I'll be straight with you, because that's the deal here: it's not a finished project.
The ugly heads still rise on occasion...even at 60 years old; old wiring doesn't come out of the wall just because you found the fuse box.
But they visit less often...stay shorter...and leave quieter than they used to. Turns out the funeral technique I wrote about wasn't just used in a seminar. It was also used in the work of surviving my own history.
What I know for certain: the boy who couldn't speak...became a man who won't shut up. That's not a miracle. That's just what healing looks like when it's given enough years and enough stubbornness.
Your kindness landed. Thank you for it.
-Jack
I'm sorry Jack. I can't begin to imagine how devastating it must have been to be subjected to sexual abuse as a child. It's harder for me to imagine what kind of low life could do that.
And I'm sorry, James, about what you and your family went through.

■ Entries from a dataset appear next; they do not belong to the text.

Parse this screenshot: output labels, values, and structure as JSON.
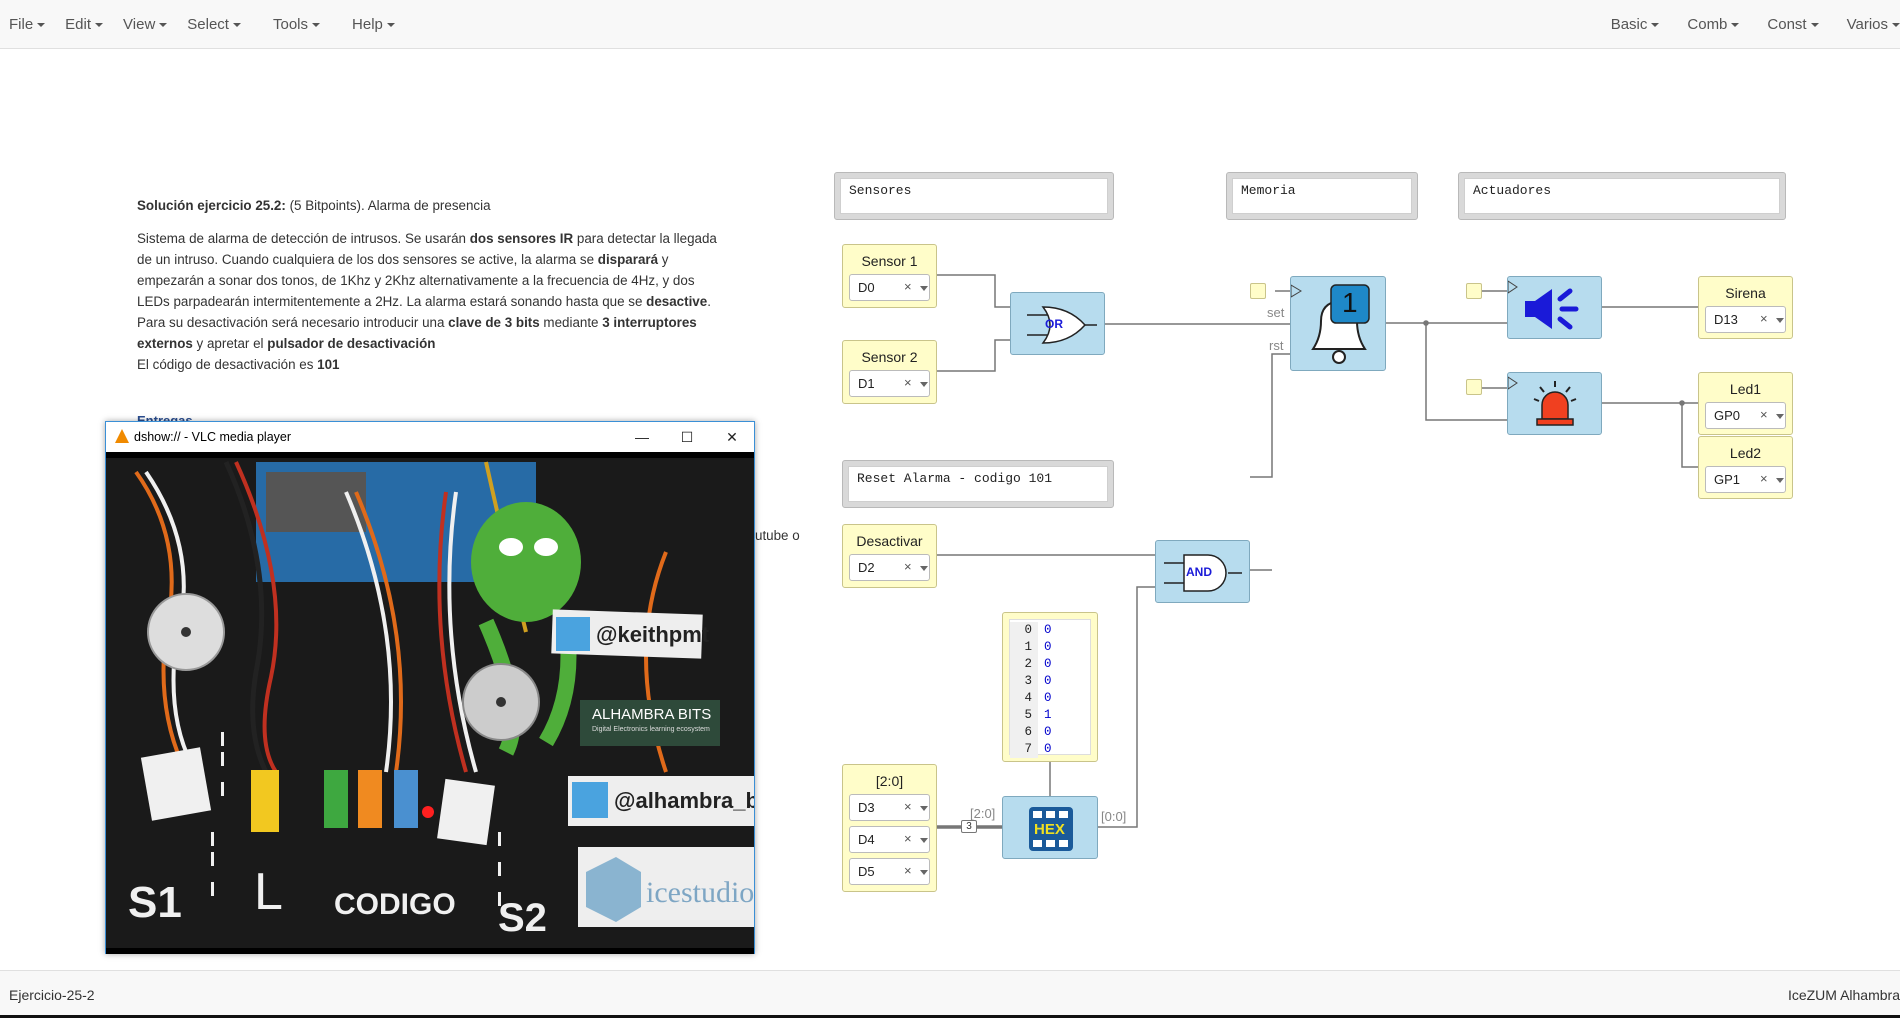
{
  "menubar": {
    "left": [
      "File",
      "Edit",
      "View",
      "Select",
      "Tools",
      "Help"
    ],
    "right": [
      "Basic",
      "Comb",
      "Const",
      "Varios"
    ]
  },
  "description": {
    "heading_bold": "Solución ejercicio 25.2:",
    "heading_rest": " (5 Bitpoints). Alarma de presencia",
    "p1": [
      {
        "t": "Sistema de alarma de detección de intrusos. Se usarán ",
        "b": false
      },
      {
        "t": "dos sensores IR",
        "b": true
      },
      {
        "t": " para detectar la llegada de un intruso. Cuando cualquiera de los dos sensores se active, la alarma se ",
        "b": false
      },
      {
        "t": "disparará",
        "b": true
      },
      {
        "t": " y empezarán a sonar dos tonos, de 1Khz y 2Khz alternativamente a la frecuencia de 4Hz, y dos LEDs parpadearán intermitentemente a 2Hz. La alarma estará sonando hasta que se ",
        "b": false
      },
      {
        "t": "desactive",
        "b": true
      },
      {
        "t": ". Para su desactivación será necesario introducir una ",
        "b": false
      },
      {
        "t": "clave de 3 bits",
        "b": true
      },
      {
        "t": " mediante ",
        "b": false
      },
      {
        "t": "3 interruptores externos",
        "b": true
      },
      {
        "t": " y apretar el ",
        "b": false
      },
      {
        "t": "pulsador de desactivación",
        "b": true
      }
    ],
    "p2_text": "El código de desactivación es ",
    "p2_bold": "101",
    "partial_heading": "Entregas",
    "peek_text": "utube o"
  },
  "notes": {
    "sensores": "Sensores",
    "memoria": "Memoria",
    "actuadores": "Actuadores",
    "reset": "Reset Alarma - codigo 101"
  },
  "inputs": {
    "sensor1": {
      "title": "Sensor 1",
      "pin": "D0"
    },
    "sensor2": {
      "title": "Sensor 2",
      "pin": "D1"
    },
    "desactivar": {
      "title": "Desactivar",
      "pin": "D2"
    },
    "bus": {
      "title": "[2:0]",
      "pins": [
        "D3",
        "D4",
        "D5"
      ]
    }
  },
  "outputs": {
    "sirena": {
      "title": "Sirena",
      "pin": "D13"
    },
    "led1": {
      "title": "Led1",
      "pin": "GP0"
    },
    "led2": {
      "title": "Led2",
      "pin": "GP1"
    }
  },
  "gates": {
    "or": "OR",
    "and": "AND",
    "hex": "HEX"
  },
  "memory_block": {
    "value": "1"
  },
  "wire_labels": {
    "set": "set",
    "rst": "rst",
    "bus_in": "[2:0]",
    "bus_out": "[0:0]",
    "bus_width": "3"
  },
  "memtable": {
    "rows": [
      {
        "addr": "0",
        "val": "0"
      },
      {
        "addr": "1",
        "val": "0"
      },
      {
        "addr": "2",
        "val": "0"
      },
      {
        "addr": "3",
        "val": "0"
      },
      {
        "addr": "4",
        "val": "0"
      },
      {
        "addr": "5",
        "val": "1"
      },
      {
        "addr": "6",
        "val": "0"
      },
      {
        "addr": "7",
        "val": "0"
      }
    ]
  },
  "vlc": {
    "title": "dshow:// - VLC media player",
    "minimize": "—",
    "maximize": "☐",
    "close": "✕",
    "video_text": [
      "@keithpmt",
      "ALHAMBRA BITS",
      "Digital Electronics learning ecosystem",
      "@alhambra_bits",
      "icestudio",
      "S1",
      "L",
      "CODIGO",
      "S2"
    ]
  },
  "statusbar": {
    "left": "Ejercicio-25-2",
    "right": "IceZUM Alhambra"
  },
  "colors": {
    "block_blue": "#b7dcee",
    "io_yellow": "#fffdc9",
    "wire": "#777777",
    "bell_fill": "#1e88c8",
    "speaker": "#1a1ad8",
    "siren_red": "#f04020"
  }
}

Thank you for sharing--it couldn't have been easy.
Again, a given…Platner is a dead man walking and I don’t care; what pisses me off is this recurring theme of the political dagger being used at the last moment…is this a failure of leadership? political operatives seizing an opportunity?…anyway you look at it I am angry at being blindsided by another of these scenarios…I agree with your reasons listed, but, it doesn’t assuage my anger…if I wait five years to report an assault or any crime against my person it would just be laughed at…
I would never argue with your felt emotions, James.
We all feel what we feel...and words can never fully translate those emotions ...in a way that lets someone else truly experience them as we do.
-Jack
I am embarrassed for you and angry with you. Was the information coming from the survivors of Epstein and company and the #MeToo movement too unbelievable for you to pay attention to?
Every single woman in your life has at least one SA story if not 5 or 6. Ask them, and then ask why they didn't report, or what happened if they did.
Every law enforcement jurisdiction in this country has thousands, multiple thousands of rape kits that are untested going back decades. One Epstein victim reported to the FBI in 1996. They believed her. They did nothing. In recent cases that went to court, the convicted assaulter was given months or no prison time because it would 'ruin their lives'. Justice rarely happens.